I had already tried doing things post-build and pointing elfctl to the binaries under ${BUILD_WRKSRC}. The outcome is often that the binaries in ${BUILD_WRKSRC} are updated, but not those under ${STAGEDIR}. This is because binaries are often staged at the end of the build stage. In other words, post-build and post-install make no difference, so I think we are unfortunately forced to point elfctl to the staged binaries. I'll spend some more time to be certain that it is indeed difficult to modify the binaries under ${BUILD_SRC}, but also have these modified binaries staged.

tcberner added inline comments.
Mk/Uses/elfctl.mk
28

please run Tools/scripts/indent_make_if.pl on this.

  • Run through Tools/scripts/indent_make_if.pl
  • Use post-install: target
jrm marked an inline comment as done.Feb 16 2022, 12:12 PM
jrm edited the summary of this revision. (Show Details)
In D34125#776217, @jrm wrote:
In D34125#775977, @jrm wrote:

@brooks The calls to elfctl are happening in post-build, but I don't think it is straightforward to both 1. set the feature flags on the binaries under the build-tree and 2. have these binaries installed to ${STAGEDIR}.

So either you need to change things so paths are relative to ${BUILD_WRKSRC} or revert to the previous case of doing this post-install.

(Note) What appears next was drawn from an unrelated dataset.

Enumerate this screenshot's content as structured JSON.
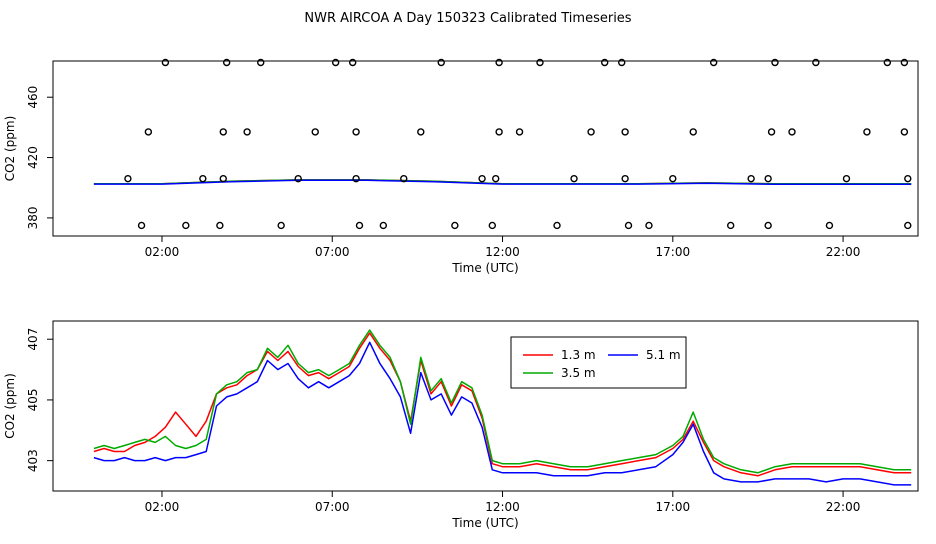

Once flags are applied to the build binaries stage should install them, but the result is a bit ugly. Maybe my suggestion wasn't good and we should wait to see if there is a need to run elfctl on things in BUILD_WRKSRC in practice.

I had already tried doing things post-build and pointing elfctl to the binaries under ${BUILD_WRKSRC}. The outcome is often that the binaries in ${BUILD_WRKSRC} are updated, but not those under ${STAGEDIR}. This is because binaries are often staged at the end of the build stage. In other words, post-build and post-install make no difference, so I think we are unfortunately forced to point elfctl to the staged binaries. I'll spend some more time to be certain that it is indeed difficult to modify the binaries under ${BUILD_SRC}, but also have these modified binaries staged.

I don't think ${STAGEDIR} should even exist when post-build runs so I'm a bit confused. IMO ending the build phase with a ${STAGEDIR} is a bug.

You're right. I'm wrong.

I had been testing with mail/notmuch and when elfct was run on the binary under ${BUILD_WRKSRC} in the post-build[0] target, the resulting binary in ${STAGEDIR} would not be modified. To confirm my suspicion that things were already staged, I added find ${STAGEDIR} * in the post-build[0] target. The output of find showed thing were indeed already staged. What was actually going on was that I was still running elfctl in post-install, because I was still setting _USES_install+=....

Sorry for the confusion. The current code does what you were requesting.

[0] What I thought was post-build, but was actually post-install.

Mk/Uses/elfctl.mk
21

from bsd.port.mk:
5264 │ # Main target has a priority of 500, pre-target 300, post-target 700,
5265 │ # target-depends 150. Other targets are spaced in between those
so that should probably go in the 7xx range.

Set the priority of elfctl-post-build to 720.

jrm marked an inline comment as done.Feb 17 2022, 1:56 PM

ship it

Please also add a documentation on how to use it to CHANGES/phb.

This revision is now accepted and ready to land.Feb 18 2022, 5:56 PM
This revision was automatically updated to reflect the committed changes.